Sep 252009
 

France Hortefeux RacismeDans Le Monde daté du 23 septembre 2009 est paru un article témoignage du journaliste Mustapha Kessous. Je vous invite à le lire d’un bout à l’autre.

Une terrifiante description du racisme ordinaire dans la France ordinaire, liste des humiliations qui de jour en jour se répètent, agressions racistes plus ou moins sournoises qui poursuivent et pourchassent toute personne en France qui ne porte pas le bon nom et/ou le bon visage. Réquisitoire implaquable contre une France qu’on n’aime pas.

Cette France, moi en tout cas je ne l’aime pas.

Cette France qui humilie des hommes et les violente. Cette France qui tolère qu’on humilie un homme et qu’on le violente parce qu’il s’appelle Mustapha ou autre, parce qu’il ressemble à un arabe ou autre. Cette France des terroirs fertiles en petites blagues racistes – humour franchouillard et aigri, crispé et minable, vieilli en fût de haine. Cette France, non je ne l’aime pas.

Et quand cette France se retrouve à être gouvernée par des hommes qui lui ressemblent ; quand elle tolère qu’un de ses ministres y aille lui aussi, et régulièrement, de sa petite blague bien grasse, suintante de bêtise, puante de racisme, insultante et méprisable ; quand elle feint cette France-là d’ignorer que le maintien en fonction de Brice Hortefeux est une gifle monumentale, une violence terrible, l’humiliation de trop pour tous ces hommes et toutes ces femmes qui en France subissent déjà quotidiennement le rejet racial ; quand elle en vient ainsi à se caricaturer elle-même et à perdre tout honneur, cette France non seulement je ne l’aime pas, mais je la vomis.

Moi, Mustapha Kessous, journaliste au « Monde » et victime du racisme

Brice Hortefeux a trop d’humour. Je le sais, il m’a fait une blague un jour. Jeudi 24 avril 2008. Le ministre de l’immigration et de l’identité nationale doit me recevoir dans son majestueux bureau. Un rendez-vous pour parler des grèves de sans-papiers dans des entreprises. Je ne l’avais jamais rencontré. Je patiente avec ma collègue Laetitia Van Eeckhout dans cet hôtel particulier de la République. Brice Hortefeux arrive, me tend la main, sourit et lâche : « Vous avez vos papiers ? »

Lire la suite…

Lire aussi : Brice Hortefeux dérape dans le racisme. Puis signer la pétition réclamant la démission de Brice Hortefeux, toujours honteusement ministre de l’intérieur et ministre des cultes.

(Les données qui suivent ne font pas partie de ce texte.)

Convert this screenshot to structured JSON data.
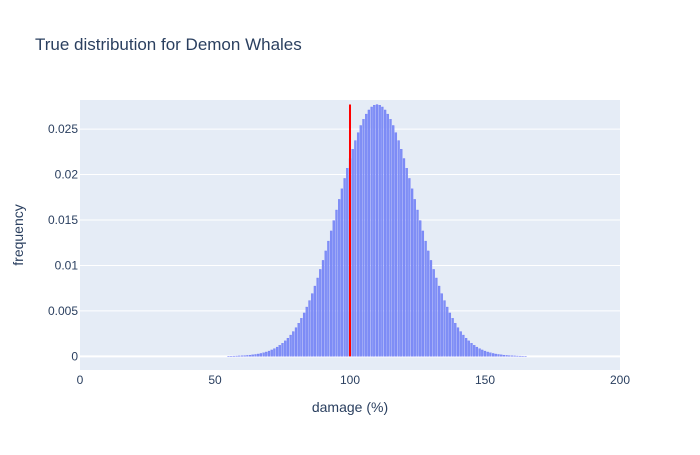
{
  "chart_data": {
    "type": "bar",
    "title": "True distribution for Demon Whales",
    "xlabel": "damage (%)",
    "ylabel": "frequency",
    "xlim": [
      0,
      200
    ],
    "ylim": [
      -0.0015,
      0.0282
    ],
    "x_ticks": [
      0,
      50,
      100,
      150,
      200
    ],
    "x_tick_labels": [
      "0",
      "50",
      "100",
      "150",
      "200"
    ],
    "y_ticks": [
      0,
      0.005,
      0.01,
      0.015,
      0.02,
      0.025
    ],
    "y_tick_labels": [
      "0",
      "0.005",
      "0.01",
      "0.015",
      "0.02",
      "0.025"
    ],
    "grid": true,
    "legend": "none",
    "distribution": {
      "x_start": 40,
      "x_end": 180,
      "x_step": 1,
      "mean": 110,
      "std_dev": 14.4,
      "peak_frequency": 0.0277
    },
    "reference_line": {
      "x": 100,
      "y_from": 0,
      "y_to": 0.0277,
      "color": "#ff0000"
    },
    "colors": {
      "bar_fill": "#7f8ff5",
      "bar_outline": "#636efa",
      "plot_background": "#e5ecf6",
      "grid": "#ffffff",
      "text": "#2a3f5f",
      "title": "#2a3f5f"
    }
  }
}
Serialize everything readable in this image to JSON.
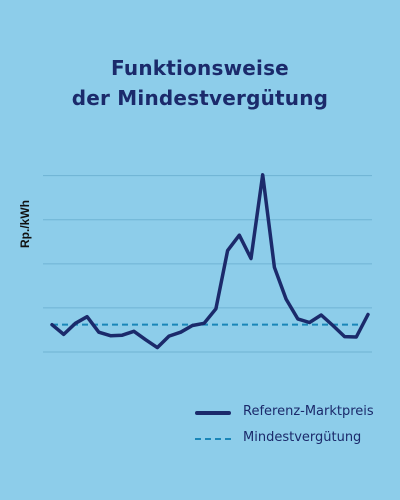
{
  "colors": {
    "background": "#8dcdea",
    "title": "#1b2a6b",
    "grid": "#6fb3d3",
    "series_market": "#1b2a6b",
    "series_minimum": "#1a86b8"
  },
  "chart_data": {
    "type": "line",
    "title_lines": [
      "Funktionsweise",
      "der Mindestvergütung"
    ],
    "xlabel": "",
    "ylabel": "Rp./kWh",
    "grid": true,
    "grid_values": [
      0,
      1,
      2,
      3,
      4
    ],
    "ylim": [
      0,
      4.4
    ],
    "legend_position": "bottom-right",
    "series": [
      {
        "name": "Referenz-Marktpreis",
        "style": "solid",
        "values": [
          0.62,
          0.4,
          0.65,
          0.8,
          0.45,
          0.37,
          0.38,
          0.47,
          0.28,
          0.1,
          0.36,
          0.45,
          0.6,
          0.65,
          0.98,
          2.3,
          2.65,
          2.12,
          4.02,
          1.92,
          1.2,
          0.75,
          0.67,
          0.84,
          0.6,
          0.35,
          0.34,
          0.85
        ]
      },
      {
        "name": "Mindestvergütung",
        "style": "dashed",
        "values": [
          0.62,
          0.62
        ]
      }
    ]
  }
}
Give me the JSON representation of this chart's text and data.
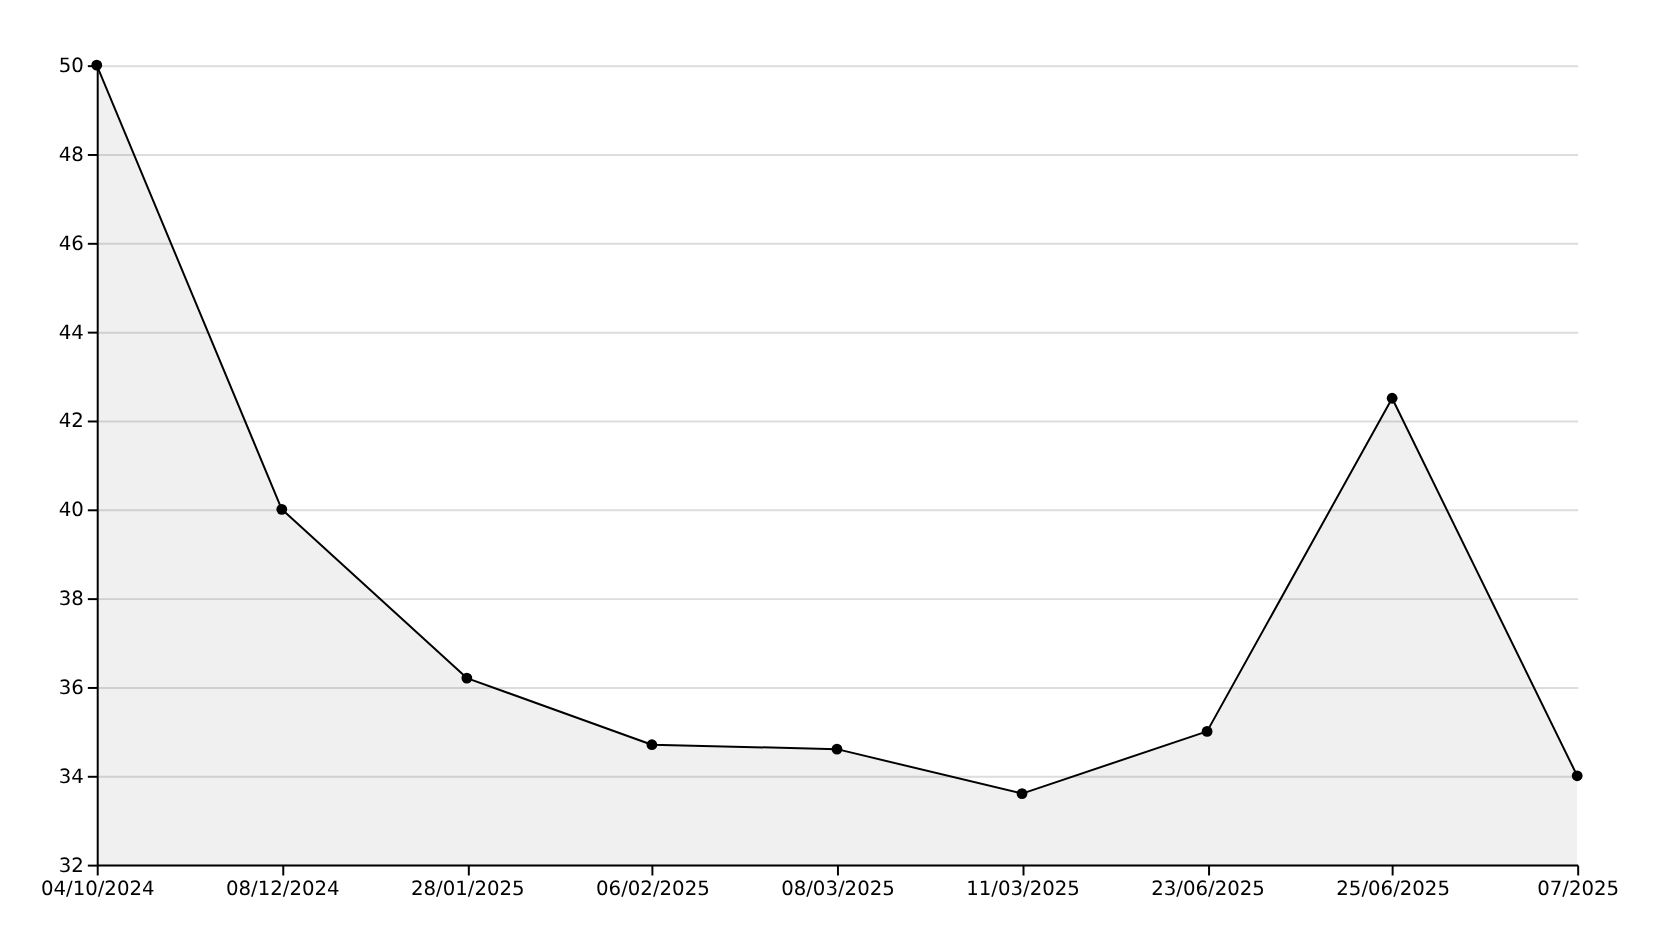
{
  "chart_data": {
    "type": "area",
    "categories": [
      "04/10/2024",
      "08/12/2024",
      "28/01/2025",
      "06/02/2025",
      "08/03/2025",
      "11/03/2025",
      "23/06/2025",
      "25/06/2025",
      "07/2025"
    ],
    "series": [
      {
        "color": "#000000",
        "values": [
          50,
          40,
          36.2,
          34.7,
          34.6,
          33.6,
          35,
          42.5,
          34
        ]
      }
    ],
    "ylim": [
      32,
      50
    ],
    "yticks": [
      32,
      34,
      36,
      38,
      40,
      42,
      44,
      46,
      48,
      50
    ],
    "grid": "y",
    "marker": "circle",
    "line_style": "solid"
  }
}
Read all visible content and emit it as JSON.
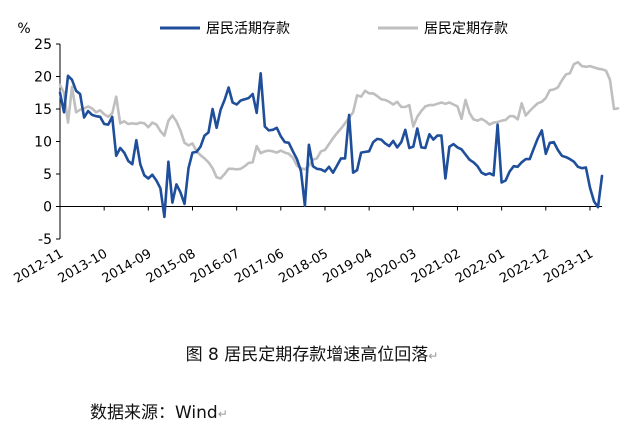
{
  "caption": {
    "text": "图 8 居民定期存款增速高位回落",
    "mark": "↵"
  },
  "source": {
    "text": "数据来源：Wind",
    "mark": "↵"
  },
  "chart_data": {
    "type": "line",
    "ylabel": "%",
    "ylim": [
      -5,
      25
    ],
    "yticks": [
      25,
      20,
      15,
      10,
      5,
      0,
      -5
    ],
    "xticks": [
      "2012-11",
      "2013-10",
      "2014-09",
      "2015-08",
      "2016-07",
      "2017-06",
      "2018-05",
      "2019-04",
      "2020-03",
      "2021-02",
      "2022-01",
      "2022-12",
      "2023-11"
    ],
    "legend_position": "top",
    "start": "2012-11",
    "series": [
      {
        "name": "居民活期存款",
        "color": "#1f4e9a",
        "values": [
          17.5,
          14.5,
          20.1,
          19.5,
          17.8,
          17.3,
          13.7,
          14.7,
          14.1,
          13.9,
          13.8,
          12.7,
          12.6,
          13.8,
          7.8,
          9.0,
          8.3,
          7.0,
          6.5,
          10.2,
          6.5,
          4.8,
          4.3,
          4.9,
          4.0,
          2.8,
          -1.6,
          6.9,
          0.6,
          3.4,
          2.2,
          0.4,
          5.9,
          8.3,
          8.4,
          9.2,
          10.9,
          11.4,
          15.0,
          12.1,
          14.9,
          16.4,
          18.3,
          16.0,
          15.7,
          16.3,
          16.5,
          16.7,
          17.3,
          14.4,
          20.5,
          12.3,
          11.7,
          11.8,
          12.1,
          10.8,
          9.9,
          9.8,
          8.5,
          7.3,
          5.5,
          0.1,
          9.5,
          6.2,
          5.8,
          5.7,
          5.4,
          6.1,
          5.2,
          6.3,
          7.4,
          7.4,
          14.1,
          5.2,
          5.6,
          8.3,
          8.4,
          8.5,
          9.9,
          10.4,
          10.3,
          9.7,
          9.3,
          10.1,
          9.1,
          9.9,
          11.8,
          9.0,
          9.2,
          12.0,
          9.1,
          9.0,
          11.1,
          10.3,
          10.9,
          10.9,
          4.3,
          9.2,
          9.6,
          9.1,
          8.8,
          8.0,
          7.2,
          6.8,
          6.2,
          5.2,
          4.9,
          5.1,
          4.8,
          12.6,
          3.7,
          4.0,
          5.4,
          6.2,
          6.1,
          6.8,
          7.3,
          7.3,
          8.9,
          10.5,
          11.7,
          8.1,
          9.8,
          9.9,
          8.7,
          7.8,
          7.6,
          7.3,
          6.9,
          6.1,
          5.9,
          6.0,
          2.9,
          0.8,
          -0.1,
          4.7
        ]
      },
      {
        "name": "居民定期存款",
        "color": "#bfbfbf",
        "values": [
          18.7,
          17.5,
          12.9,
          18.4,
          14.5,
          14.9,
          15.1,
          15.4,
          15.1,
          14.5,
          14.8,
          14.2,
          13.8,
          14.3,
          16.9,
          12.8,
          13.1,
          12.7,
          12.8,
          12.7,
          12.9,
          12.8,
          12.2,
          12.9,
          12.6,
          11.6,
          10.9,
          13.2,
          14.0,
          13.1,
          11.7,
          9.8,
          9.4,
          9.7,
          8.5,
          7.9,
          7.4,
          6.8,
          5.9,
          4.5,
          4.3,
          5.0,
          5.8,
          5.8,
          5.7,
          5.8,
          6.2,
          6.7,
          6.8,
          9.3,
          8.2,
          8.5,
          8.6,
          8.5,
          8.3,
          8.6,
          8.3,
          8.1,
          7.5,
          6.3,
          5.9,
          5.7,
          6.3,
          7.2,
          7.4,
          8.5,
          8.7,
          9.6,
          10.5,
          11.3,
          12.0,
          12.8,
          13.7,
          14.5,
          17.1,
          16.9,
          17.8,
          17.4,
          17.4,
          17.0,
          16.5,
          16.4,
          16.1,
          15.7,
          16.1,
          15.3,
          15.3,
          15.6,
          12.3,
          13.8,
          14.7,
          15.4,
          15.6,
          15.6,
          15.8,
          16.0,
          15.8,
          16.0,
          15.7,
          15.4,
          13.5,
          16.4,
          14.4,
          13.4,
          13.2,
          13.5,
          13.1,
          12.6,
          12.9,
          13.0,
          13.2,
          13.3,
          13.9,
          13.9,
          13.4,
          15.9,
          14.0,
          14.7,
          15.3,
          15.9,
          16.1,
          16.7,
          17.9,
          18.0,
          18.3,
          19.4,
          20.3,
          20.5,
          21.9,
          22.2,
          21.6,
          21.5,
          21.6,
          21.4,
          21.2,
          21.1,
          20.9,
          19.5,
          15.0,
          15.1
        ]
      }
    ]
  }
}
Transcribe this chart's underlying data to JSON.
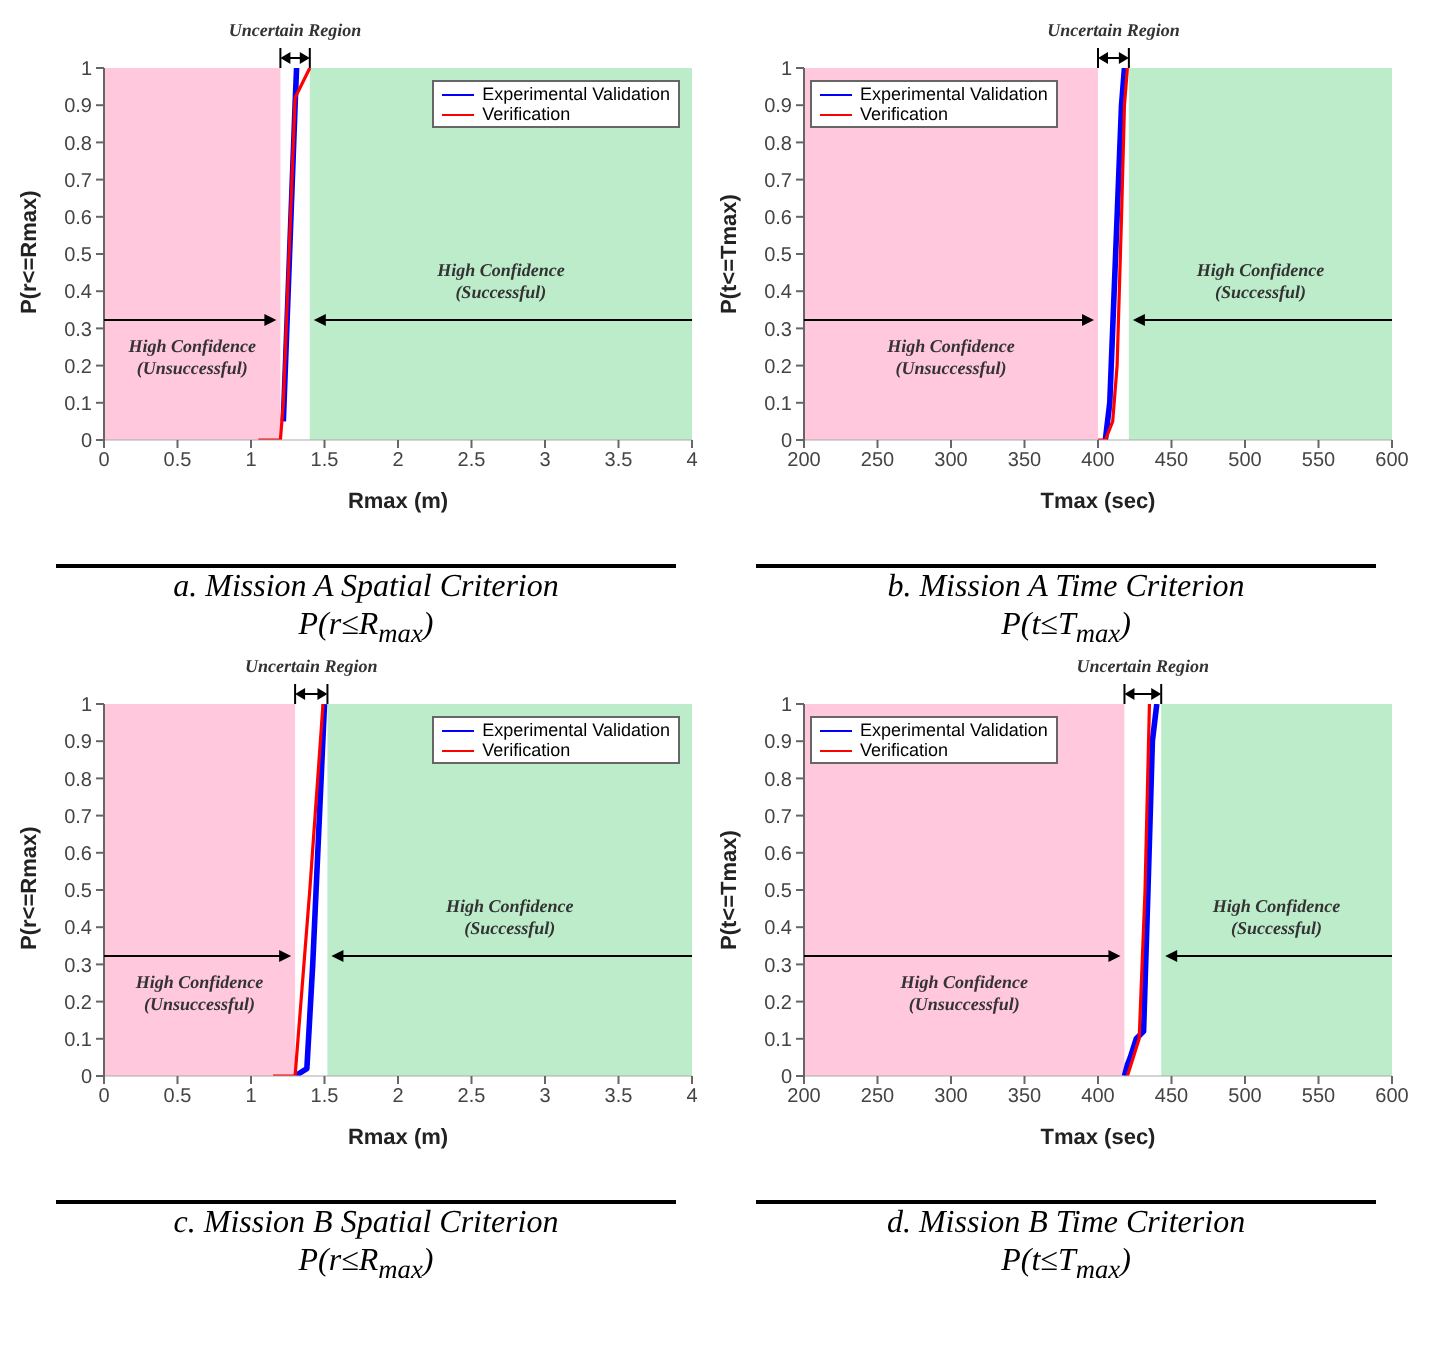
{
  "chart_data": [
    {
      "type": "line",
      "title": "a. Mission A Spatial Criterion",
      "subtitle": "P(r≤R$_{max}$)",
      "xlabel": "Rmax (m)",
      "ylabel": "P(r<=Rmax)",
      "xlim": [
        0,
        4
      ],
      "xticks": [
        0,
        0.5,
        1,
        1.5,
        2,
        2.5,
        3,
        3.5,
        4
      ],
      "ylim": [
        0,
        1
      ],
      "yticks": [
        0,
        0.1,
        0.2,
        0.3,
        0.4,
        0.5,
        0.6,
        0.7,
        0.8,
        0.9,
        1
      ],
      "legend": "top right",
      "grid": false,
      "annotations": [
        "Uncertain Region"
      ],
      "bands": [
        {
          "axis": "x",
          "from": 0,
          "to": 1.2,
          "label": "High Confidence (Unsuccessful)",
          "color": "#ffc8dc"
        },
        {
          "axis": "x",
          "from": 1.4,
          "to": 4,
          "label": "High Confidence (Successful)",
          "color": "#bdeccb"
        }
      ],
      "series": [
        {
          "name": "Experimental Validation",
          "color": "#0000ff",
          "x": [
            1.22,
            1.3,
            1.31
          ],
          "values": [
            0.05,
            0.9,
            1
          ]
        },
        {
          "name": "Verification",
          "color": "#ff0000",
          "x": [
            1.05,
            1.2,
            1.22,
            1.3,
            1.4
          ],
          "values": [
            0,
            0,
            0.1,
            0.92,
            1
          ]
        }
      ]
    },
    {
      "type": "line",
      "title": "b. Mission A Time Criterion",
      "subtitle": "P(t≤T$_{max}$)",
      "xlabel": "Tmax (sec)",
      "ylabel": "P(t<=Tmax)",
      "xlim": [
        200,
        600
      ],
      "xticks": [
        200,
        250,
        300,
        350,
        400,
        450,
        500,
        550,
        600
      ],
      "ylim": [
        0,
        1
      ],
      "yticks": [
        0,
        0.1,
        0.2,
        0.3,
        0.4,
        0.5,
        0.6,
        0.7,
        0.8,
        0.9,
        1
      ],
      "legend": "top left",
      "grid": false,
      "annotations": [
        "Uncertain Region"
      ],
      "bands": [
        {
          "axis": "x",
          "from": 200,
          "to": 400,
          "label": "High Confidence (Unsuccessful)",
          "color": "#ffc8dc"
        },
        {
          "axis": "x",
          "from": 421,
          "to": 600,
          "label": "High Confidence (Successful)",
          "color": "#bdeccb"
        }
      ],
      "series": [
        {
          "name": "Experimental Validation",
          "color": "#0000ff",
          "x": [
            405,
            408,
            412,
            416,
            418
          ],
          "values": [
            0,
            0.1,
            0.5,
            0.9,
            1
          ]
        },
        {
          "name": "Verification",
          "color": "#ff0000",
          "x": [
            400,
            405,
            410,
            413,
            416,
            418,
            420
          ],
          "values": [
            0,
            0,
            0.05,
            0.2,
            0.6,
            0.9,
            1
          ]
        }
      ]
    },
    {
      "type": "line",
      "title": "c. Mission B Spatial Criterion",
      "subtitle": "P(r≤R$_{max}$)",
      "xlabel": "Rmax (m)",
      "ylabel": "P(r<=Rmax)",
      "xlim": [
        0,
        4
      ],
      "xticks": [
        0,
        0.5,
        1,
        1.5,
        2,
        2.5,
        3,
        3.5,
        4
      ],
      "ylim": [
        0,
        1
      ],
      "yticks": [
        0,
        0.1,
        0.2,
        0.3,
        0.4,
        0.5,
        0.6,
        0.7,
        0.8,
        0.9,
        1
      ],
      "legend": "top right",
      "grid": false,
      "annotations": [
        "Uncertain Region"
      ],
      "bands": [
        {
          "axis": "x",
          "from": 0,
          "to": 1.3,
          "label": "High Confidence (Unsuccessful)",
          "color": "#ffc8dc"
        },
        {
          "axis": "x",
          "from": 1.52,
          "to": 4,
          "label": "High Confidence (Successful)",
          "color": "#bdeccb"
        }
      ],
      "series": [
        {
          "name": "Experimental Validation",
          "color": "#0000ff",
          "x": [
            1.3,
            1.38,
            1.42,
            1.5
          ],
          "values": [
            0,
            0.02,
            0.3,
            1
          ]
        },
        {
          "name": "Verification",
          "color": "#ff0000",
          "x": [
            1.15,
            1.3,
            1.4,
            1.49
          ],
          "values": [
            0,
            0,
            0.5,
            1
          ]
        }
      ]
    },
    {
      "type": "line",
      "title": "d. Mission B Time Criterion",
      "subtitle": "P(t≤T$_{max}$)",
      "xlabel": "Tmax (sec)",
      "ylabel": "P(t<=Tmax)",
      "xlim": [
        200,
        600
      ],
      "xticks": [
        200,
        250,
        300,
        350,
        400,
        450,
        500,
        550,
        600
      ],
      "ylim": [
        0,
        1
      ],
      "yticks": [
        0,
        0.1,
        0.2,
        0.3,
        0.4,
        0.5,
        0.6,
        0.7,
        0.8,
        0.9,
        1
      ],
      "legend": "top left",
      "grid": false,
      "annotations": [
        "Uncertain Region"
      ],
      "bands": [
        {
          "axis": "x",
          "from": 200,
          "to": 418,
          "label": "High Confidence (Unsuccessful)",
          "color": "#ffc8dc"
        },
        {
          "axis": "x",
          "from": 443,
          "to": 600,
          "label": "High Confidence (Successful)",
          "color": "#bdeccb"
        }
      ],
      "series": [
        {
          "name": "Experimental Validation",
          "color": "#0000ff",
          "x": [
            418,
            420,
            422,
            426,
            431,
            434,
            437,
            440
          ],
          "values": [
            0,
            0.03,
            0.05,
            0.1,
            0.12,
            0.5,
            0.9,
            1
          ]
        },
        {
          "name": "Verification",
          "color": "#ff0000",
          "x": [
            420,
            424,
            428,
            432,
            435
          ],
          "values": [
            0,
            0.05,
            0.1,
            0.5,
            1
          ]
        }
      ]
    }
  ]
}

Source : La France que je n’aime pas


  • tata – 02/11/2010

    c koi sa imon enlvé mon message

  • tata – 30/10/2010

    [Edité par le patron pour cause de charabia raciste à l’orthographe outrageusement sms]

  • Doudou – 14/10/2009

    c est une honte que brice hortefeux soit encore au gouvernement; nous serions dans un pays anglo saxon, je pense que cette histoire n aurais pas ete enterree si tot ;  
    c est honteux egalement cette histoire de jean sarkozy ‘elu’ a la tete de l epad…a 23 ans…morte de rire..! il n y a qu en france , en italie(et dans certaines republiques bananiere )qu on voit ca …shame on us ! 
    s,

  • Pffff! – 26/09/2009

    na! 
    vous avez oublié « na! » .. dedalus 
    « Gé – je ne vous aime pas non plus ».. na! 
    😆

  • dedalus – 26/09/2009

    Gé – je ne vous aime pas non plus.

  • Gé – 26/09/2009

    Vous vous mélangez un peu les pinceaux, Dedalus. 
     
    N’aimez-vous pas les racistes en France ou n’aimez-vous pas la France sarkozyste? 
    Pensez-vous que tous les Sarkozystes sont racistes ou que tous les racistes sont sarkozystes? 
    Que suggérez-vous pour régler le problème de racisme en France, qu’on vote Valls ou Frêche? ou bien d’autres? 
     
    « Dire que c’est pareil ailleurs n’y change rien » 
    Effectivement, ça ne règle pas le problème, mais au moins ça a le mérite de le relativiser. 
     
    « Surtout, je ne suis pas certain que cela soit si vrai. » 
    Vous devriez sortir un peu. Et surtout écouter. 
     
    « S’appeler Mustafa est un mal quotidien en France » 
    D’être de province, d’être ouvrier, d’être parigot, d’être intello, d’être bobo, d’être chômeur, d’être homo, d’être de droite, d’être de gauche, etc…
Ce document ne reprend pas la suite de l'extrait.